I bf 4 dc (and they were all bf in public probably for 6-8 mths, after that it was mostly at home) and I'd struggle to count even a handful of times I felt anything other than indifference or support. I wonder if the low level judging women experience is projection or misinterpretation.

Or expectation based on what is read. Have you ever read the comments in the Daily Mail et al about breastfeeding in public it is vile. And it is reasonable to dismiss those type of people and berate me for reading such shite, but they are everywhere sadly.

corythatwas · 02/08/2017 10:39

"It's interesting you say you felt your little girl's problems (not thriving) were due to you being a shit mum. Obviously, this was far from the truth, and equally obviously, no one said that to you....so what made you feel that? Was this an intense, internal feeling springing from your love and normal desire for your baby to thrive and your sadness/anger with the situation that meant she was not? "

Three things:

  1. I had internalised the idea that mums ought to be able to breastfeed if they only get enough support and that it's just a question of trying harder to get everything (latch, frequency of feeds etc) right. I don't think I invented that, I think it was because this debate is almost always phrased in terms of giving the mother enough support to persevere and get breastfeeding right. If you think about, this is pretty well the only response discussions of bf problems gets on here: if we only had enough trained support, there shouldn't be a problem. I really believed that. And I had shitloads of kindly and highly trained support. And a positive dh, and a family who took breast-feeding for granted, and friends who breast-fed. My supply was abundant, my latch had been checked again and again, I was doing everything I should, I couldn't see how I could try any harder. I was killing myself and dd was still falling asleep at the breast.

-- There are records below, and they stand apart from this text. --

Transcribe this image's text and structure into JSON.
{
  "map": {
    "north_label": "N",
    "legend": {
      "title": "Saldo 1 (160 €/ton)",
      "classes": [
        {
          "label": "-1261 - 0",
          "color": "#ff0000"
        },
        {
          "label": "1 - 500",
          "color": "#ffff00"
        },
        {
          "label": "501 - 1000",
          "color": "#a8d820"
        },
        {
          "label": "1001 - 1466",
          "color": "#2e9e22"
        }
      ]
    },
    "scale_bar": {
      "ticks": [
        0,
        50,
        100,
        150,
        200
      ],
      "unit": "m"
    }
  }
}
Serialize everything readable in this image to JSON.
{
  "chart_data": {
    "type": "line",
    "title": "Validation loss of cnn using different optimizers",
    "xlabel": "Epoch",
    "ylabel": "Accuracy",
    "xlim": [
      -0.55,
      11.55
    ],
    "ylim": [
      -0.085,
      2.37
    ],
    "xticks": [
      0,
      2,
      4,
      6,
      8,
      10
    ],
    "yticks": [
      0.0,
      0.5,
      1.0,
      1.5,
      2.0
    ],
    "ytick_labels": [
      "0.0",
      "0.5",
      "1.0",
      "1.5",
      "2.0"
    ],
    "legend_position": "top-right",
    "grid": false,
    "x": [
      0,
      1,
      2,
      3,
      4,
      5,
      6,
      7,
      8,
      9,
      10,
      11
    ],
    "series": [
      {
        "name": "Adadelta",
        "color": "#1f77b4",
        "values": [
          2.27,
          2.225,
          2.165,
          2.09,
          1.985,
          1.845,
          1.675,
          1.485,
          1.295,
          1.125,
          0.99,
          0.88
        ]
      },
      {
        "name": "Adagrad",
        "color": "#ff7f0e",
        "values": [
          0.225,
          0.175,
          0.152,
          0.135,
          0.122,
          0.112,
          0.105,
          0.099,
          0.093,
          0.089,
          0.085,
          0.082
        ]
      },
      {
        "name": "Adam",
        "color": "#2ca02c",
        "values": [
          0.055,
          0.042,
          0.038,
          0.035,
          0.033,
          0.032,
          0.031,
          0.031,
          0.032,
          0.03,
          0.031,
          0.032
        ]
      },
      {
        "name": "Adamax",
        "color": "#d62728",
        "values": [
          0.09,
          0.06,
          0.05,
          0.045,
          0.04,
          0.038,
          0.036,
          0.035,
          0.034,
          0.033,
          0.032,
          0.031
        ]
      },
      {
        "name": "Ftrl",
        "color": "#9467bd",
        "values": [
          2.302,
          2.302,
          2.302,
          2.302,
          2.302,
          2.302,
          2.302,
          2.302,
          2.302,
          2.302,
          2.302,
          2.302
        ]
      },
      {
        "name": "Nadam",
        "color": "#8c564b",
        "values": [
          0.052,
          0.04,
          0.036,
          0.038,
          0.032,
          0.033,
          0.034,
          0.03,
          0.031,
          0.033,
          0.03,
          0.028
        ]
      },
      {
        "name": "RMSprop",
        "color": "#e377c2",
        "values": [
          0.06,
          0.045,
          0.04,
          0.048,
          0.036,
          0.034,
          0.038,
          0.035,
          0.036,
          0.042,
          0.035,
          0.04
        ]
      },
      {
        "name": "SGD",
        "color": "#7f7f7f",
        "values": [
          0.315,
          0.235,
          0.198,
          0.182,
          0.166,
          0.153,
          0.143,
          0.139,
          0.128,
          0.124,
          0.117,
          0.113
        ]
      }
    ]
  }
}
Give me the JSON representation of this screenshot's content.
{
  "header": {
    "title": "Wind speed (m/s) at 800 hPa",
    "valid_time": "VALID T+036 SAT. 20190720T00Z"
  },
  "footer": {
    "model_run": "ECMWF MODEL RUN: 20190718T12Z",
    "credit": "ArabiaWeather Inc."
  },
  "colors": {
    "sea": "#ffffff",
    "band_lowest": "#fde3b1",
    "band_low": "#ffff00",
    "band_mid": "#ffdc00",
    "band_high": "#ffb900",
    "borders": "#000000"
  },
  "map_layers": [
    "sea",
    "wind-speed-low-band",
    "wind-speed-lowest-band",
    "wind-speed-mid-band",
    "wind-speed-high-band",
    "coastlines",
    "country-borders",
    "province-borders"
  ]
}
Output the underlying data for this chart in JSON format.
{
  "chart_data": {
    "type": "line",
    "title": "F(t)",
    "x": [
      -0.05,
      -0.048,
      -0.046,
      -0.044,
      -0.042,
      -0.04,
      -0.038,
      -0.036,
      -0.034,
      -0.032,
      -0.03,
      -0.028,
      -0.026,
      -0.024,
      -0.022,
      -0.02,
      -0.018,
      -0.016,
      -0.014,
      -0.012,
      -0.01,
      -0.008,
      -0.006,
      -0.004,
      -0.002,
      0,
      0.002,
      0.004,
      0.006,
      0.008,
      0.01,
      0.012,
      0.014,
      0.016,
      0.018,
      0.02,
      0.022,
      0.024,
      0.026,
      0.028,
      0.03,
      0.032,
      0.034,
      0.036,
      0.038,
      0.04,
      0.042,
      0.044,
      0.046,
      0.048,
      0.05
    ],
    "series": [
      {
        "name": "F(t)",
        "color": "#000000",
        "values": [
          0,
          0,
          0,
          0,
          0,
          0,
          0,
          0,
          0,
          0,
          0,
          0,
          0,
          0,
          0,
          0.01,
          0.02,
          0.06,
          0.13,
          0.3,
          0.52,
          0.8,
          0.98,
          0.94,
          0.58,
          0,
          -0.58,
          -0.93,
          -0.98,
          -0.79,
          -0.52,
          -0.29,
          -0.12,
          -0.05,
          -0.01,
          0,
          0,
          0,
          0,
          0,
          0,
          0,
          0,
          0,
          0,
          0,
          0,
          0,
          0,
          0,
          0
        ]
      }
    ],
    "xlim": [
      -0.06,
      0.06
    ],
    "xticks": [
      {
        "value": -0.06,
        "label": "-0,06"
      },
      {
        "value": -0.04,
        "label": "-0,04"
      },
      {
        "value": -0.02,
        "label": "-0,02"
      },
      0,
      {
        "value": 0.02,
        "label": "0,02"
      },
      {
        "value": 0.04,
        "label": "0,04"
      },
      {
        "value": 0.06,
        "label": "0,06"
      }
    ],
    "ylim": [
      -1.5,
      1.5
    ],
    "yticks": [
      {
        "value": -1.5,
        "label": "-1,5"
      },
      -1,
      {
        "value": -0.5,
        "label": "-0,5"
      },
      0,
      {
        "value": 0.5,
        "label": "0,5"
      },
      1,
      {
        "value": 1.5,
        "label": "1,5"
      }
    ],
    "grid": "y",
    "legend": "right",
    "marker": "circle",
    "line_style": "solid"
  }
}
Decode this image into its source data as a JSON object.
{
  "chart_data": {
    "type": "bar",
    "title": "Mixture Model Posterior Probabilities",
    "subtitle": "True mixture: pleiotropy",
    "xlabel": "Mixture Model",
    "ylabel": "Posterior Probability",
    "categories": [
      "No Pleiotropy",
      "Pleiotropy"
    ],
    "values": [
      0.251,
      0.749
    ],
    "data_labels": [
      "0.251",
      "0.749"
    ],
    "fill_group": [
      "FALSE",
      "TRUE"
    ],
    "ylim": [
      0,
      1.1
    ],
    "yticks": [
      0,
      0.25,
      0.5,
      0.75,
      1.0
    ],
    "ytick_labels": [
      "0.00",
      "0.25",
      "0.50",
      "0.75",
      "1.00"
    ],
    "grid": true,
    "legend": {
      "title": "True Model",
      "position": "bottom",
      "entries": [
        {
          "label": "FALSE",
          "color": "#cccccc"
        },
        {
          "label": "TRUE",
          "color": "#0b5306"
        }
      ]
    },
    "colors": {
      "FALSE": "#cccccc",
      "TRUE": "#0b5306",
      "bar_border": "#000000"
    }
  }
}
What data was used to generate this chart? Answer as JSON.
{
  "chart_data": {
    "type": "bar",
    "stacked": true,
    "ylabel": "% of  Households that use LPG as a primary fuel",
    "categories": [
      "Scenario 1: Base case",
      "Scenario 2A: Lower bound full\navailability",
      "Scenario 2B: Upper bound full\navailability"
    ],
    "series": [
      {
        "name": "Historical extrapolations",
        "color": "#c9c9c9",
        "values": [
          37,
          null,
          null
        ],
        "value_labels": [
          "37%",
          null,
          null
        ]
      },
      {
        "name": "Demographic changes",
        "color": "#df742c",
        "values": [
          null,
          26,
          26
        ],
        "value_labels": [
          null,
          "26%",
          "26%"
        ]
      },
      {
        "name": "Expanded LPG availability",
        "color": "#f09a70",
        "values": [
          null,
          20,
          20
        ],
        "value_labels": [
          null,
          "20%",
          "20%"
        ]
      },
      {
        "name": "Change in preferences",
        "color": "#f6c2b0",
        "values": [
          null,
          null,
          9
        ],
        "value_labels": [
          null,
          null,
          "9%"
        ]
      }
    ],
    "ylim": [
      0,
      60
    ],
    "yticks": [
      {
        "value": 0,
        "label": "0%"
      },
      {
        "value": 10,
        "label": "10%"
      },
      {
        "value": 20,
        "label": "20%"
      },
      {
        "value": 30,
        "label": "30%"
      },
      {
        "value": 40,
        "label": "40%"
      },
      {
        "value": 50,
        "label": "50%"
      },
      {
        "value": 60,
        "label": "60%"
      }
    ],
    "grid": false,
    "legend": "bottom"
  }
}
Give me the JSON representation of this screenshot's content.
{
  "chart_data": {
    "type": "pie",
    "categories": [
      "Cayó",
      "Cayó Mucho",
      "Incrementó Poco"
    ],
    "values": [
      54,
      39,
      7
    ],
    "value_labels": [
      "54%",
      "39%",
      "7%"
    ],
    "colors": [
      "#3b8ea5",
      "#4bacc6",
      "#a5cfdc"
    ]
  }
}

  2. Also I am Scandinavian and was enormously proud of our breastfeeding statistics so it felt like I was letting the side down, as if I of all people had no business to fail because, you know, Scandinavians.

  3. Afterwards, I had to live with the opposite guilt: that I had put my child at risk (both from malnutrition and from the medication issue), because of my vanity, because it was so important to me to be one of those well informed mothers who showed the right level of commitment. I couldn't bear to step out of that category of "women who get it right".

Four years later, when my son started showing the same symptoms, I topped him up with a bottle. When my GP pointed out that I really wasn't safe with the medication I was on, I listened and gave up breastfeeding. He had a better start in life.